1031 Tax Exchanges are an important part of any real estate investors process. Not only does this help defer capital gains and depreciation recapture on the property but provides investors the opportunity to continue with other real estate investments. So why is this year more important than ever to take advantage of the exchange?
What Is a 1031 Tax Exchange?
A 1031 exchange allows a real estate investor to defer tax liability on the sale of a real estate investment property by using the sale’s proceeds to acquire a new property of equal or greater value. How is this possible? Since the investor doesn’t actually receive any proceeds from the sale there are no current income taxes. For many investors a 1031 exchange is a main source of revenue and has a positive impact on their retirement funds.
Why Should Investors Take Advantage of This in 2021?
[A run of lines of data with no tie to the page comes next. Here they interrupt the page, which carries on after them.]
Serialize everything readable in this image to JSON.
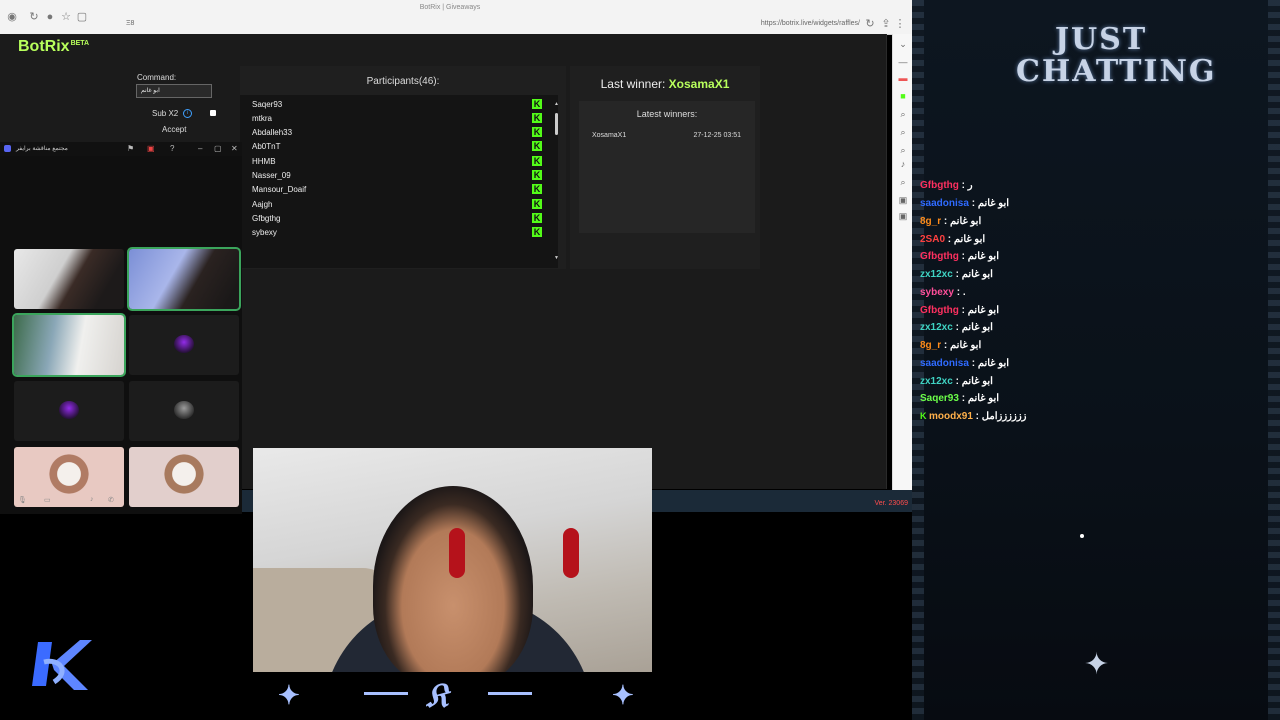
{
  "browser": {
    "tab_title": "BotRix | Giveaways",
    "address_short": "Ξ8",
    "url": "https://botrix.live/widgets/raffles/"
  },
  "botrix": {
    "logo": "BotRix",
    "logo_badge": "BETA",
    "command_label": "Command:",
    "command_value": "ابو غانم",
    "sub_label": "Sub X2",
    "sub_info": "i",
    "accept_label": "Accept",
    "participants_title": "Participants(46):",
    "participants": [
      "Saqer93",
      "mtkra",
      "Abdalleh33",
      "Ab0TnT",
      "HHMB",
      "Nasser_09",
      "Mansour_Doaif",
      "Aajgh",
      "Gfbgthg",
      "sybexy"
    ],
    "last_winner_label": "Last winner:",
    "last_winner_name": "XosamaX1",
    "latest_winners_title": "Latest winners:",
    "latest_winners": [
      {
        "name": "XosamaX1",
        "date": "27-12-25 03:51"
      }
    ],
    "version": "Ver. 23069"
  },
  "call": {
    "title": "مجتمع مناقشة برايفر"
  },
  "chat": {
    "category": "JUST CHATTING",
    "messages": [
      {
        "user": "Gfbgthg",
        "text": "ر",
        "color": "#ff3060"
      },
      {
        "user": "saadonisa",
        "text": "ابو غانم",
        "color": "#2f6bff"
      },
      {
        "user": "8g_r",
        "text": "ابو غانم",
        "color": "#ff8c1a"
      },
      {
        "user": "2SA0",
        "text": "ابو غانم",
        "color": "#ff4040"
      },
      {
        "user": "Gfbgthg",
        "text": "ابو غانم",
        "color": "#ff3060"
      },
      {
        "user": "zx12xc",
        "text": "ابو غانم",
        "color": "#3fd4c4"
      },
      {
        "user": "sybexy",
        "text": ".",
        "color": "#ff4f9a"
      },
      {
        "user": "Gfbgthg",
        "text": "ابو غانم",
        "color": "#ff3060"
      },
      {
        "user": "zx12xc",
        "text": "ابو غانم",
        "color": "#3fd4c4"
      },
      {
        "user": "8g_r",
        "text": "ابو غانم",
        "color": "#ff8c1a"
      },
      {
        "user": "saadonisa",
        "text": "ابو غانم",
        "color": "#2f6bff"
      },
      {
        "user": "zx12xc",
        "text": "ابو غانم",
        "color": "#3fd4c4"
      },
      {
        "user": "Saqer93",
        "text": "ابو غانم",
        "color": "#6cff4a"
      },
      {
        "user": "moodx91",
        "text": "ززززززامل",
        "color": "#ffb04a"
      }
    ]
  },
  "colors": {
    "accent_green": "#b8ff5c",
    "kick_green": "#53fc18",
    "version_red": "#ff4d4d"
  }
}
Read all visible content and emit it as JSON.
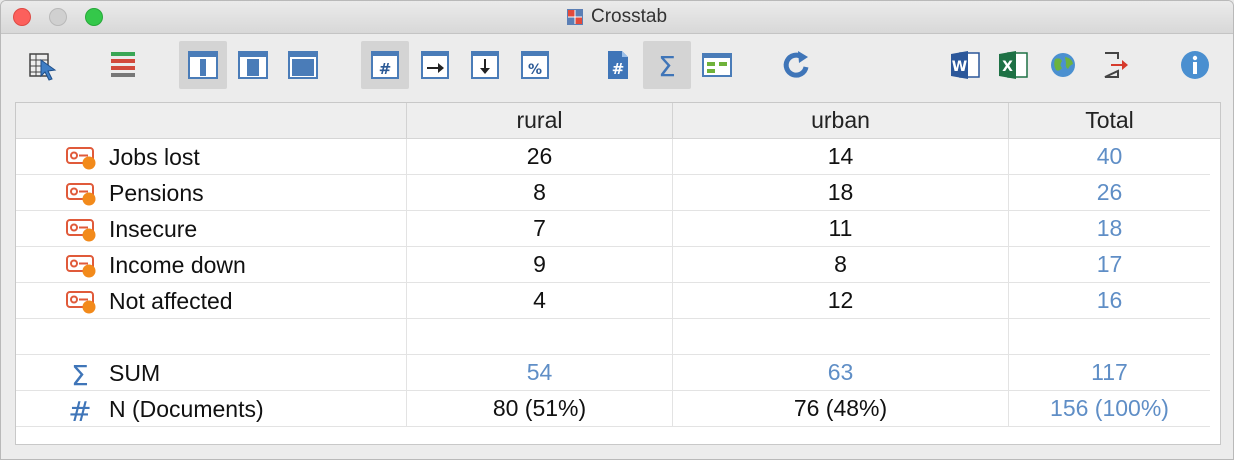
{
  "window": {
    "title": "Crosstab"
  },
  "toolbar": {
    "buttons": [
      {
        "name": "select-documents",
        "icon": "table-cursor-icon"
      },
      {
        "name": "code-list",
        "icon": "code-stack-icon"
      },
      {
        "name": "view-narrow",
        "icon": "view-narrow-icon"
      },
      {
        "name": "view-medium",
        "icon": "view-medium-icon"
      },
      {
        "name": "view-wide",
        "icon": "view-wide-icon"
      },
      {
        "name": "show-counts",
        "icon": "hash-icon"
      },
      {
        "name": "row-percent",
        "icon": "arrow-right-icon"
      },
      {
        "name": "column-percent",
        "icon": "arrow-down-icon"
      },
      {
        "name": "percent",
        "icon": "percent-icon"
      },
      {
        "name": "document-count",
        "icon": "document-hash-icon"
      },
      {
        "name": "sum",
        "icon": "sigma-icon"
      },
      {
        "name": "cluster",
        "icon": "cluster-icon"
      },
      {
        "name": "refresh",
        "icon": "refresh-icon"
      },
      {
        "name": "export-word",
        "icon": "word-icon"
      },
      {
        "name": "export-excel",
        "icon": "excel-icon"
      },
      {
        "name": "export-html",
        "icon": "globe-icon"
      },
      {
        "name": "export",
        "icon": "export-icon"
      },
      {
        "name": "info",
        "icon": "info-icon"
      }
    ]
  },
  "table": {
    "columns": [
      "rural",
      "urban",
      "Total"
    ],
    "rows": [
      {
        "label": "Jobs lost",
        "rural": "26",
        "urban": "14",
        "total": "40"
      },
      {
        "label": "Pensions",
        "rural": "8",
        "urban": "18",
        "total": "26"
      },
      {
        "label": "Insecure",
        "rural": "7",
        "urban": "11",
        "total": "18"
      },
      {
        "label": "Income down",
        "rural": "9",
        "urban": "8",
        "total": "17"
      },
      {
        "label": "Not affected",
        "rural": "4",
        "urban": "12",
        "total": "16"
      }
    ],
    "sum": {
      "label": "SUM",
      "rural": "54",
      "urban": "63",
      "total": "117"
    },
    "n": {
      "label": "N (Documents)",
      "rural": "80 (51%)",
      "urban": "76 (48%)",
      "total": "156 (100%)"
    }
  },
  "colors": {
    "accent_blue": "#5f8ec6",
    "code_icon": "#e05a3a",
    "code_dot": "#f28a1b"
  }
}
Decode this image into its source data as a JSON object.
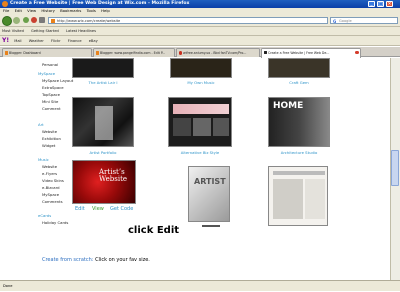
{
  "window": {
    "title": "Create a Free Website | Free Web Design at Wix.com - Mozilla Firefox",
    "min": "_",
    "max": "□",
    "close": "✕"
  },
  "menu": [
    "File",
    "Edit",
    "View",
    "History",
    "Bookmarks",
    "Tools",
    "Help"
  ],
  "nav": {
    "url": "http://www.wix.com/create/website",
    "search_placeholder": "Google",
    "search_logo": "G"
  },
  "bookmarks": [
    "Most Visited",
    "Getting Started",
    "Latest Headlines"
  ],
  "yahoo": {
    "logo": "Y!",
    "items": [
      "Mail",
      "Weather",
      "Flickr",
      "Finance",
      "eBay"
    ]
  },
  "tabs": [
    {
      "label": "Blogger: Dashboard"
    },
    {
      "label": "Blogger: www.pangelfindia.com - Edit P..."
    },
    {
      "label": "wifree.aniumy.uo - Bbd fanTV.com/Pro..."
    },
    {
      "label": "Create a Free Website | Free Web De...",
      "active": true
    }
  ],
  "sidebar": [
    {
      "t": "item",
      "label": "Personal"
    },
    {
      "t": "hdr",
      "label": "MySpace"
    },
    {
      "t": "item",
      "label": "MySpace Layout"
    },
    {
      "t": "item",
      "label": "ExtraSpace"
    },
    {
      "t": "item",
      "label": "TopSpace"
    },
    {
      "t": "item",
      "label": "Mini Site"
    },
    {
      "t": "item",
      "label": "Comment"
    },
    {
      "t": "hdr",
      "label": "Art"
    },
    {
      "t": "item",
      "label": "Website"
    },
    {
      "t": "item",
      "label": "Exhibition"
    },
    {
      "t": "item",
      "label": "Widget"
    },
    {
      "t": "hdr",
      "label": "Music"
    },
    {
      "t": "item",
      "label": "Website"
    },
    {
      "t": "item",
      "label": "e-Flyers"
    },
    {
      "t": "item",
      "label": "Video Skins"
    },
    {
      "t": "item",
      "label": "e-Bizcard"
    },
    {
      "t": "item",
      "label": "MySpace"
    },
    {
      "t": "item",
      "label": "Comments"
    },
    {
      "t": "hdr",
      "label": "eCards"
    },
    {
      "t": "item",
      "label": "Holiday Cards"
    }
  ],
  "gallery": {
    "row1": [
      "The Artist Lair I",
      "My Own Music",
      "Craft Gem"
    ],
    "row2": [
      "Artist Portfolio",
      "Alternative Biz Style",
      "Architecture Studio"
    ],
    "row3_texts": {
      "red": "Artist’s Website",
      "gray": "ARTIST",
      "arch": "HOME"
    },
    "edit_links": [
      "Edit",
      "View",
      "Get Code"
    ]
  },
  "annotation": "click Edit",
  "scratch": {
    "link": "Create from scratch:",
    "text": "Click on your fav size."
  },
  "status": "Done",
  "colors": {
    "accent": "#2d93c8",
    "edit_green": "#3a9a2a"
  }
}
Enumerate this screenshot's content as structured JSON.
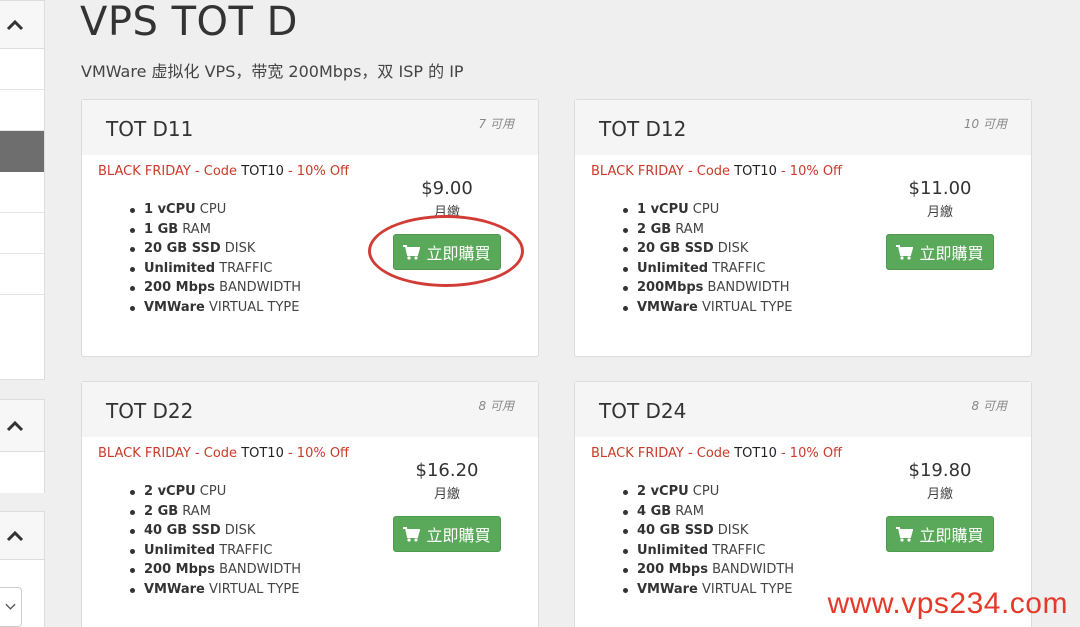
{
  "header": {
    "title": "VPS TOT D",
    "subtitle": "VMWare 虚拟化 VPS，带宽 200Mbps，双 ISP 的 IP"
  },
  "products": [
    {
      "name": "TOT D11",
      "availability": "7 可用",
      "promo": {
        "prefix": "BLACK FRIDAY - Code ",
        "code": "TOT10",
        "suffix": " - 10% Off"
      },
      "features": [
        {
          "value": "1 vCPU",
          "label": " CPU"
        },
        {
          "value": "1 GB",
          "label": " RAM"
        },
        {
          "value": "20 GB SSD",
          "label": " DISK"
        },
        {
          "value": "Unlimited",
          "label": " TRAFFIC"
        },
        {
          "value": "200 Mbps",
          "label": " BANDWIDTH"
        },
        {
          "value": "VMWare",
          "label": " VIRTUAL TYPE"
        }
      ],
      "price": "$9.00",
      "cycle": "月繳",
      "button": "立即購買"
    },
    {
      "name": "TOT D12",
      "availability": "10 可用",
      "promo": {
        "prefix": "BLACK FRIDAY - Code ",
        "code": "TOT10",
        "suffix": " - 10% Off"
      },
      "features": [
        {
          "value": "1 vCPU",
          "label": " CPU"
        },
        {
          "value": "2 GB",
          "label": " RAM"
        },
        {
          "value": "20 GB SSD",
          "label": " DISK"
        },
        {
          "value": "Unlimited",
          "label": " TRAFFIC"
        },
        {
          "value": "200Mbps",
          "label": " BANDWIDTH"
        },
        {
          "value": "VMWare",
          "label": " VIRTUAL TYPE"
        }
      ],
      "price": "$11.00",
      "cycle": "月繳",
      "button": "立即購買"
    },
    {
      "name": "TOT D22",
      "availability": "8 可用",
      "promo": {
        "prefix": "BLACK FRIDAY - Code ",
        "code": "TOT10",
        "suffix": " - 10% Off"
      },
      "features": [
        {
          "value": "2 vCPU",
          "label": " CPU"
        },
        {
          "value": "2 GB",
          "label": " RAM"
        },
        {
          "value": "40 GB SSD",
          "label": " DISK"
        },
        {
          "value": "Unlimited",
          "label": " TRAFFIC"
        },
        {
          "value": "200 Mbps",
          "label": " BANDWIDTH"
        },
        {
          "value": "VMWare",
          "label": " VIRTUAL TYPE"
        }
      ],
      "price": "$16.20",
      "cycle": "月繳",
      "button": "立即購買"
    },
    {
      "name": "TOT D24",
      "availability": "8 可用",
      "promo": {
        "prefix": "BLACK FRIDAY - Code ",
        "code": "TOT10",
        "suffix": " - 10% Off"
      },
      "features": [
        {
          "value": "2 vCPU",
          "label": " CPU"
        },
        {
          "value": "4 GB",
          "label": " RAM"
        },
        {
          "value": "40 GB SSD",
          "label": " DISK"
        },
        {
          "value": "Unlimited",
          "label": " TRAFFIC"
        },
        {
          "value": "200 Mbps",
          "label": " BANDWIDTH"
        },
        {
          "value": "VMWare",
          "label": " VIRTUAL TYPE"
        }
      ],
      "price": "$19.80",
      "cycle": "月繳",
      "button": "立即購買"
    }
  ],
  "watermark": "www.vps234.com",
  "icons": {
    "cart": "shopping-cart-icon",
    "collapse": "chevron-up-icon",
    "dropdown": "chevron-down-icon"
  },
  "colors": {
    "promo": "#c83a2a",
    "button": "#5aa85a",
    "highlight_circle": "#d23c36",
    "watermark": "#e33a2a"
  }
}
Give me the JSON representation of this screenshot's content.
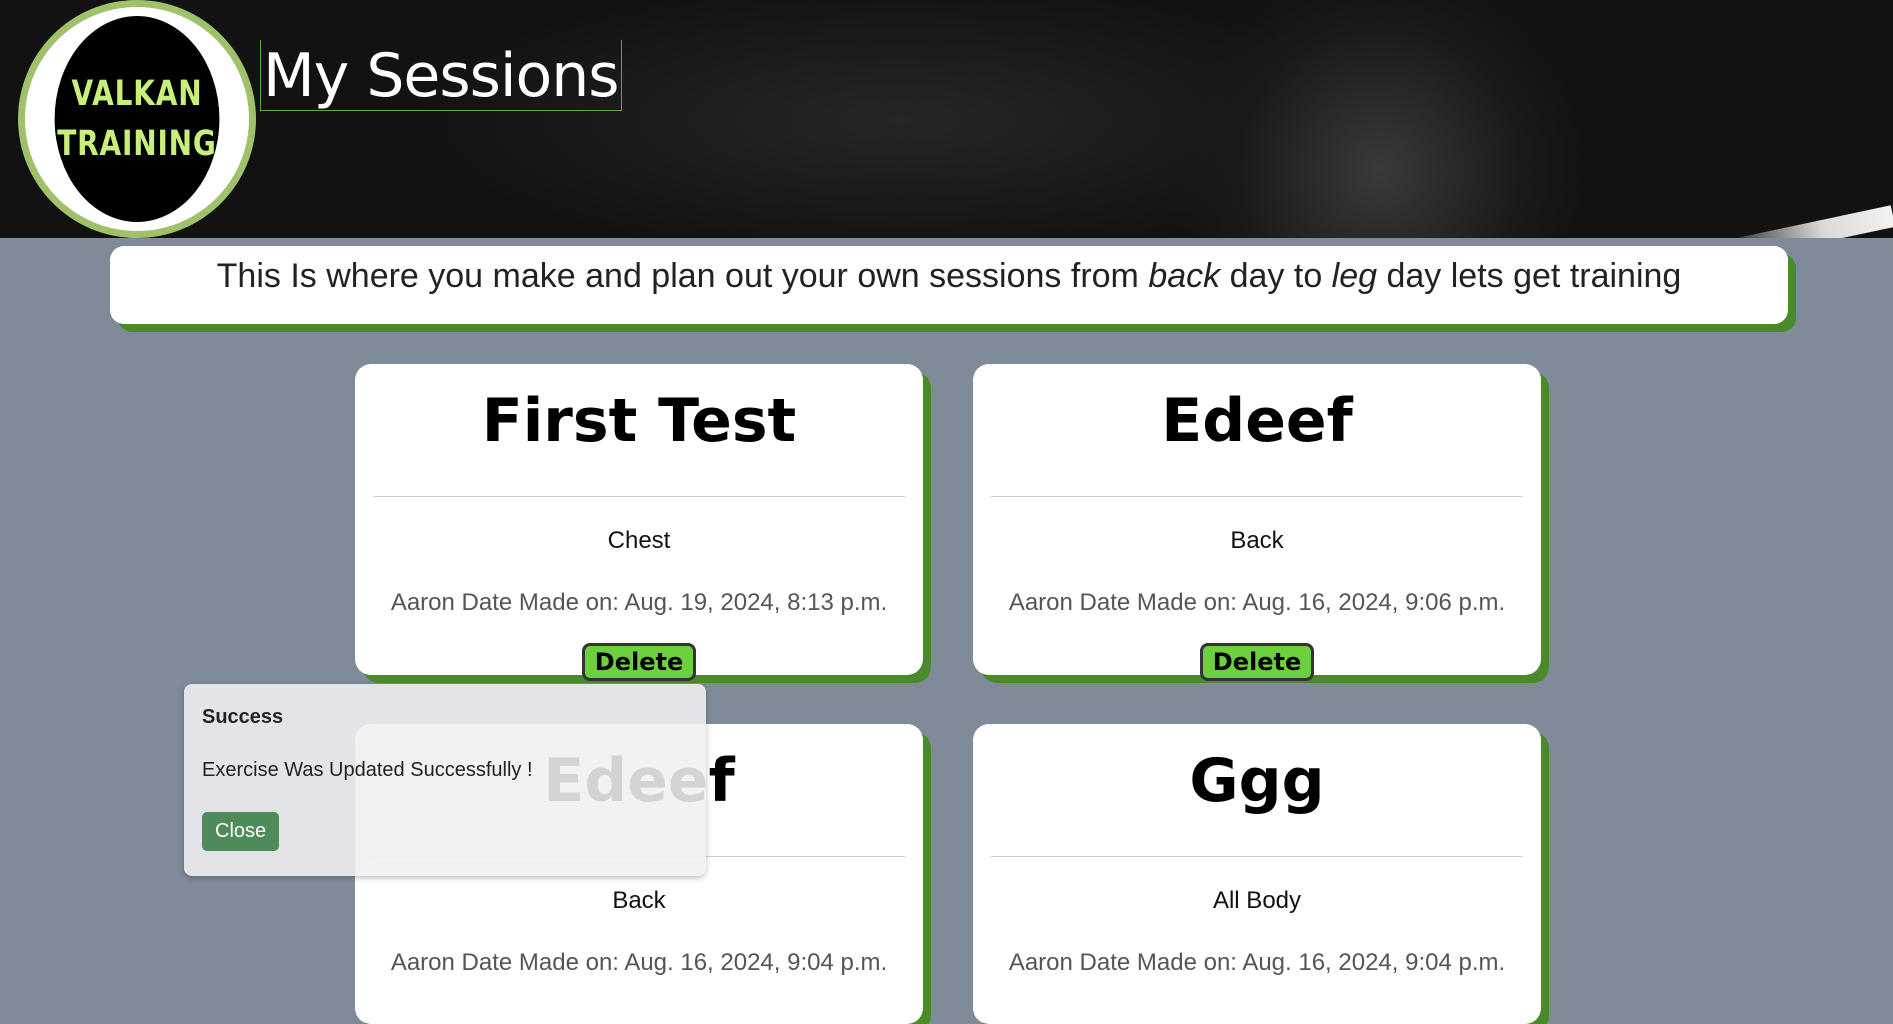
{
  "header": {
    "logo_lines": [
      "VALKAN",
      "TRAINING"
    ],
    "title": "My Sessions"
  },
  "intro": {
    "before": "This Is where you make and plan out your own sessions from ",
    "em1": "back",
    "middle": " day to ",
    "em2": "leg",
    "after": " day lets get training"
  },
  "sessions": [
    {
      "name": "First Test",
      "category": "Chest",
      "meta": "Aaron Date Made on: Aug. 19, 2024, 8:13 p.m.",
      "delete_label": "Delete"
    },
    {
      "name": "Edeef",
      "category": "Back",
      "meta": "Aaron Date Made on: Aug. 16, 2024, 9:06 p.m.",
      "delete_label": "Delete"
    },
    {
      "name": "Edeef",
      "category": "Back",
      "meta": "Aaron Date Made on: Aug. 16, 2024, 9:04 p.m."
    },
    {
      "name": "Ggg",
      "category": "All Body",
      "meta": "Aaron Date Made on: Aug. 16, 2024, 9:04 p.m."
    }
  ],
  "toast": {
    "title": "Success",
    "message": "Exercise Was Updated Successfully !",
    "close_label": "Close"
  },
  "colors": {
    "accent_green": "#6ccf3d",
    "shadow_green": "#4a8a2a",
    "logo_text": "#c8ef7c",
    "background": "#7f8b99"
  }
}
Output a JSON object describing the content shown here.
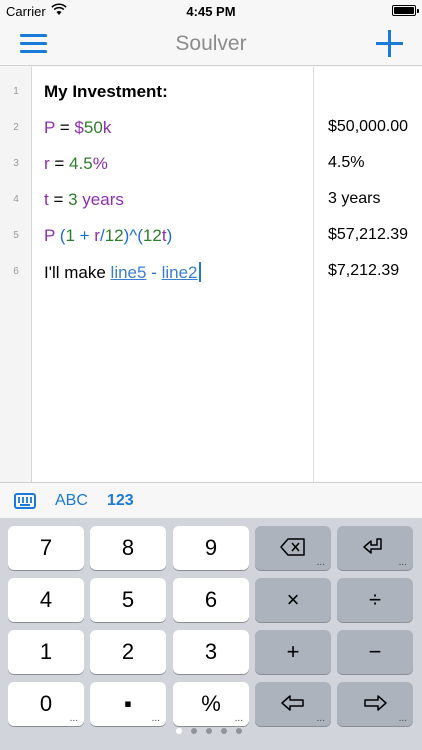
{
  "status_bar": {
    "carrier": "Carrier",
    "time": "4:45 PM",
    "wifi_icon": "wifi-icon",
    "battery_icon": "battery-icon"
  },
  "nav": {
    "title": "Soulver",
    "menu_icon": "hamburger-menu-icon",
    "add_icon": "plus-icon",
    "accent_color": "#1a7ad8"
  },
  "editor": {
    "lines": [
      {
        "number": "1",
        "answer": ""
      },
      {
        "number": "2",
        "answer": "$50,000.00"
      },
      {
        "number": "3",
        "answer": "4.5%"
      },
      {
        "number": "4",
        "answer": "3 years"
      },
      {
        "number": "5",
        "answer": "$57,212.39"
      },
      {
        "number": "6",
        "answer": "$7,212.39"
      }
    ],
    "line1": {
      "text": "My Investment:"
    },
    "line2": {
      "var": "P",
      "eq": " = ",
      "cur": "$",
      "num": "50",
      "suffix": "k"
    },
    "line3": {
      "var": "r",
      "eq": " = ",
      "num": "4.5",
      "pct": "%"
    },
    "line4": {
      "var": "t",
      "eq": " = ",
      "num": "3",
      "unit": " years"
    },
    "line5": {
      "p": "P",
      "open": " (",
      "one": "1",
      "plus": " + ",
      "r": "r",
      "div": "/",
      "twelve": "12",
      "close": ")^(",
      "twelve2": "12",
      "t": "t",
      "end": ")"
    },
    "line6": {
      "text": "I'll make ",
      "ref1": "line5",
      "minus": " - ",
      "ref2": "line2"
    },
    "colors": {
      "variable": "#8d2fb0",
      "number": "#2f7d2c",
      "operator": "#1c6fce",
      "reference": "#3b7ed0"
    }
  },
  "mode_bar": {
    "keyboard_icon": "keyboard-icon",
    "abc_label": "ABC",
    "num_label": "123"
  },
  "keypad": {
    "rows": [
      [
        "7",
        "8",
        "9",
        "backspace",
        "return"
      ],
      [
        "4",
        "5",
        "6",
        "×",
        "÷"
      ],
      [
        "1",
        "2",
        "3",
        "+",
        "−"
      ],
      [
        "0",
        "•",
        "%",
        "left",
        "right"
      ]
    ],
    "labels": {
      "k7": "7",
      "k8": "8",
      "k9": "9",
      "k4": "4",
      "k5": "5",
      "k6": "6",
      "k1": "1",
      "k2": "2",
      "k3": "3",
      "k0": "0",
      "kdot": "▪",
      "kpct": "%",
      "ktimes": "×",
      "kdivide": "÷",
      "kplus": "+",
      "kminus": "−",
      "more": "..."
    },
    "page_count": 5,
    "active_page": 1
  }
}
The government has proposed a plan to eliminate the 1031 tax exchange in 2022 in order to fund future government spending on childcare and elderly healthcare. Originally the exchange was developed to stimulate economic growth and continues to be a main source of revenue for investors. Eliminating 1031 exchanges could not only hurt real estate investors but could potentially have bigger impacts on the housing market as a whole.
If you are looking to take advantage of the 1031 exchange make sure to consult with an advisor that specializes in this topic due to its complexity. There are many steps to the process and ensuring it is accurate for potential exams is essential.